Dann der erste Bruch. „Ab 1933 war Berlin kein Ort mehr für jüdische Jazzmusiker“, heißt es im Buch. Rosner reiste durch Westeuropa, 1936 ging er nach Polen, das Land seiner Eltern. Lange bleiben konnte er nicht: „Nach dem deutschen Überfall blieb Eddie Rosner nicht viel mehr übrig, als in den Osten zu fliehen“, sagt Pickhan.

Zunächst hatte Rosner in der Sowjetunion großen Erfolg. Der Parteisekretär der KPdSU, Panteleimon Ponomarenko, machte ihn zum Leiter des ersten Staatlichen Belorussischen Jazzorchesters. Seine Arrangements, die europäische Einflüsse, Chicago-Jazz und russische Traditionen verbanden, gefielen. Rosner nannte sich nun Eddie und nicht mehr Ady – bürgerlich hieß er Adolph. Den Namen hatte er bereits in Berlin abgelegt, da er, so Wolfgang Benz, „einem Juden polnischer Herkunft nachvollziehbare Probleme machte“. Sein Orchester stellte er aus geflüchteten jüdischen Künstlern zusammen. Sie durften Stücke für das neue Medium des Tonfilms einspielen – ein Vertrauensbeweis der KP-Führung. Rosner war der Star der sowjetischen Unterhaltungskultur. „Er personifizierte die Träume vom goldenen Westen“, sagt Preisler. Die antisemitische Kampagne gegen „Kosmopolitismus“ allerdings traf auch Rosner. Beim Versuch auszureisen, wurde er 1946 festgenommen. „Mit der Verhaftung Eddie Rosners in Lemberg war sein Weg durch das Gulag-System bereits vorgezeichnet“, meint Preisler. Rosner wurde zu zehn Jahren Arbeitslager verurteilt. In der Kalyma-Region, wo er bis zum Tod Stalins einsaß, leitete er ein Orchester von gut 20 Künstlern. „Sie waren von schwerer körperlicher Arbeit befreit und hatten bessere Lebensbedingungen als die Mithäftlinge“, sagt Pickhan.

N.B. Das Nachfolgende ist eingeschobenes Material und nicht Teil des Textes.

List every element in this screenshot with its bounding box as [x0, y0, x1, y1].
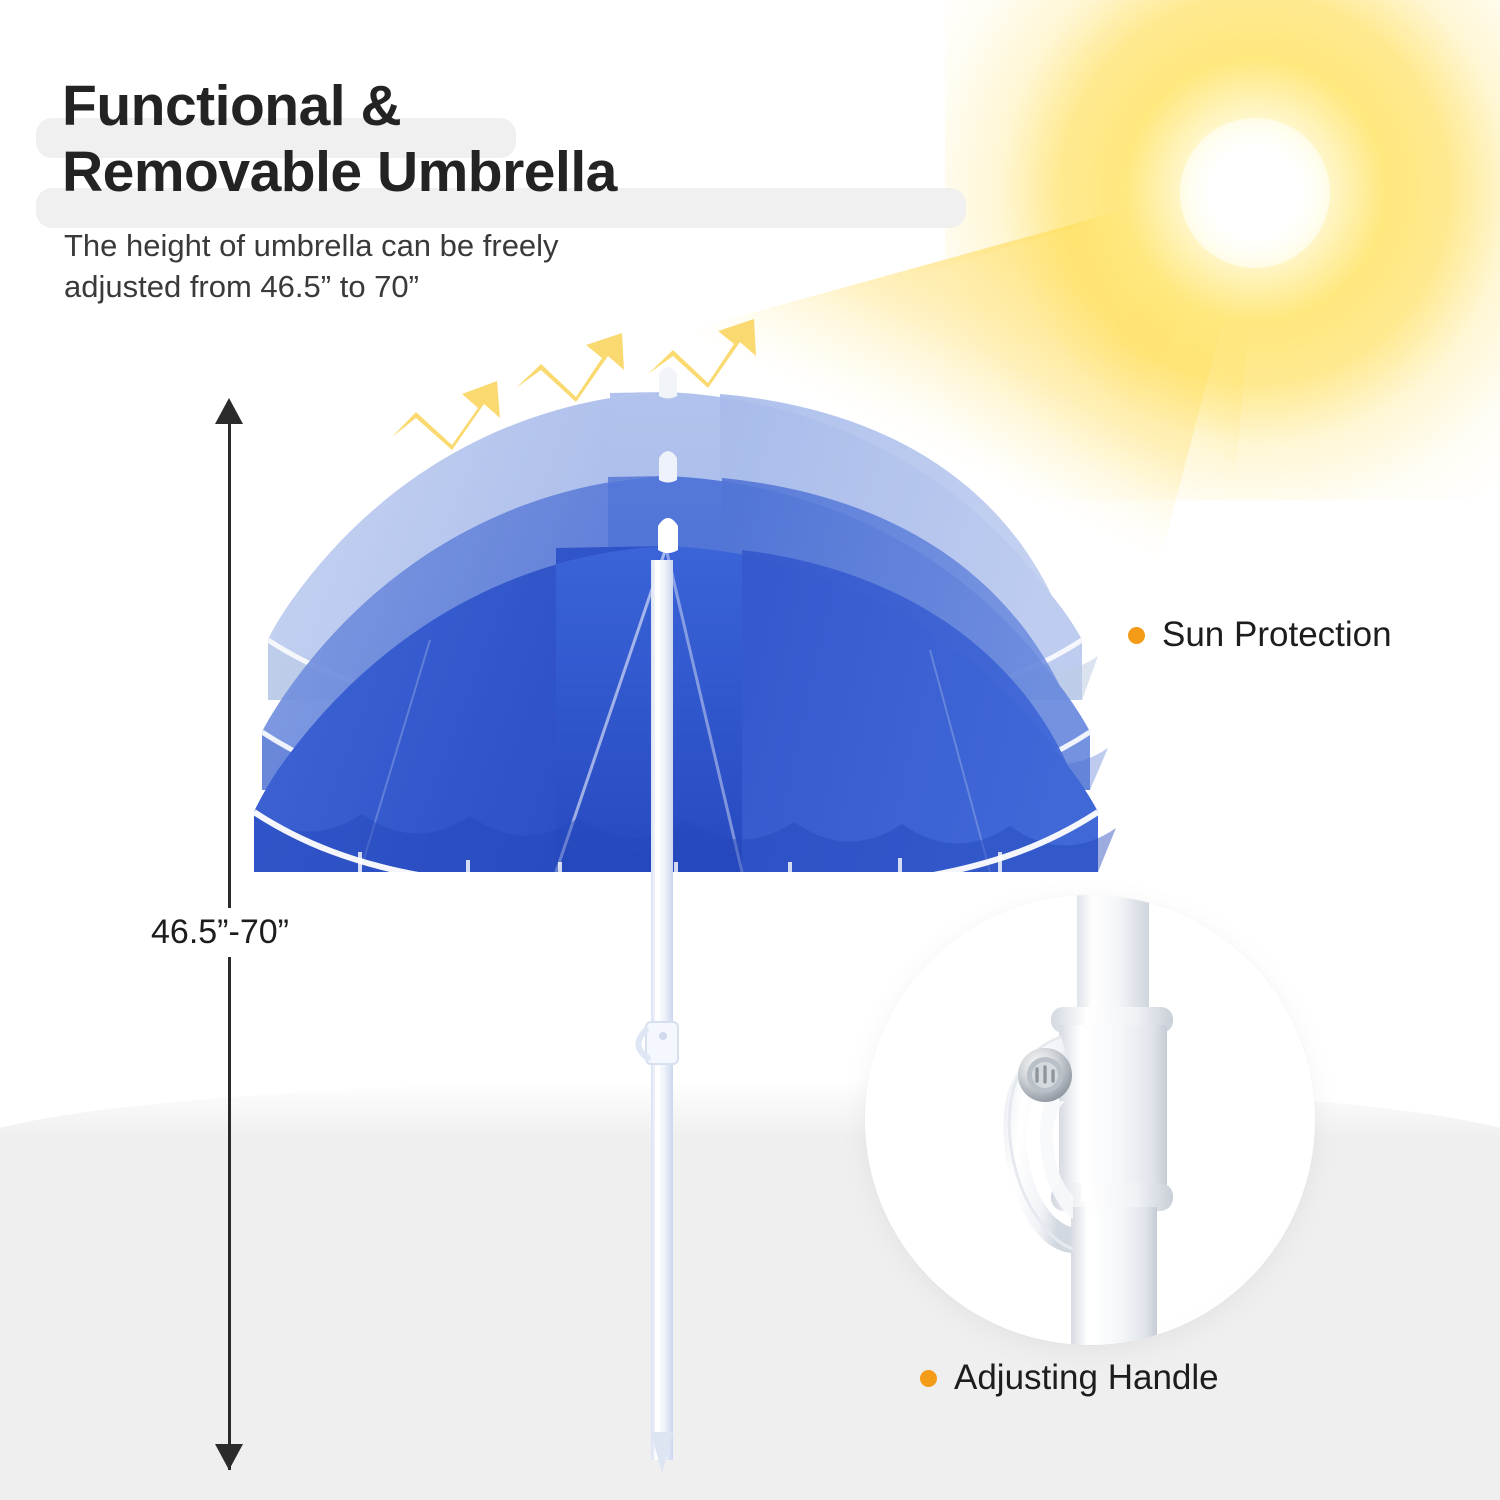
infographic-canvas: Functional & Removable Umbrella The heig… — [0, 0, 1500, 1500]
bullet-dot-icon — [1128, 627, 1145, 644]
adjusting-handle-closeup — [865, 895, 1315, 1345]
annotation-sun-protection: Sun Protection — [1128, 615, 1392, 655]
dimension-label: 46.5”-70” — [142, 908, 298, 957]
umbrella-illustration — [0, 0, 1500, 1500]
detail-circle-icon — [865, 895, 1315, 1345]
bullet-dot-icon — [920, 1370, 937, 1387]
annotation-label: Sun Protection — [1162, 615, 1392, 655]
annotation-adjusting-handle: Adjusting Handle — [920, 1358, 1219, 1398]
annotation-label: Adjusting Handle — [954, 1358, 1219, 1398]
dimension-arrow-head-bottom — [215, 1444, 243, 1470]
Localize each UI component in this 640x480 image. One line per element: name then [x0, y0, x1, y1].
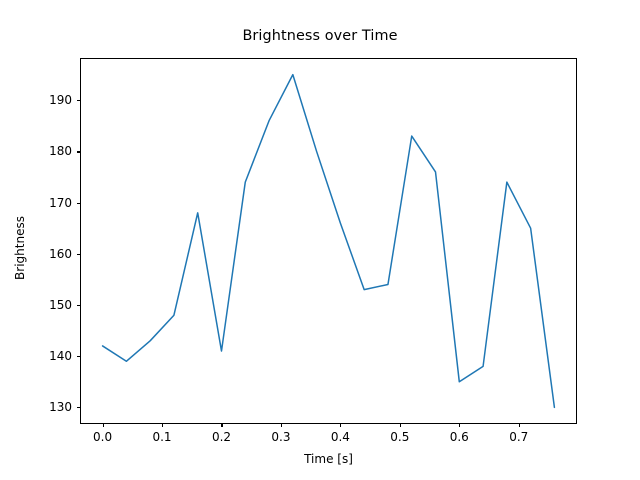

Nach seiner Rehabilitierung konnte Rosner zunächst wieder an seine Erfolge anknüpfen. Für „Karnaval’naja No“, den ersten Film der Tauwetterzeit, komponierte er die Musik. Das Stigma des Gulag-Häftlings wurde er jedoch nicht mehr los. In den 1960er Jahren stellte Rosner Ausreiseanträge, aber erst 1972 durfte er nach Westberlin. „Hier beginnt dann das vielleicht traurigste Kapitel seiner Biografie“, sagt Pickhan. Als Musiker konnte Rosner nicht mehr Fuß fassen. Enttäuscht und verarmt starb er 1973.

Eddie Rosner hat keine Erinnerungen hinterlassen. Erst nach dem Öffnen der Archive fanden sich Dokumente: Verhörprotokolle, Petitionen und Meldungen des Lagerpersonals. Das sowjetische Arbeitsbuch, das Rosner – nachdem ihm die Anerkennung als Verfolgter des Naziregimes verwehrt worden war – für einen Antrag auf Sozialrente einreichte, verzeichnete seine gesamten Auftritte. 1992 hatten es die deutschen Behörden aber geschreddert. „Wir sind fast in Ohnmacht gefallen“, erzählt Pickhan. Wolfgang Benz resümiert: „Mir scheint das Buch auch ein Lehrstück über die Schwierigkeit des Zurückkehrens in ein neues Deutschland, in dem man vergessen worden ist.“ Ein Schicksal, das der Jazzer Eddie Rosner mit vielen deutsch-jüdischen Intellektuellen teilt.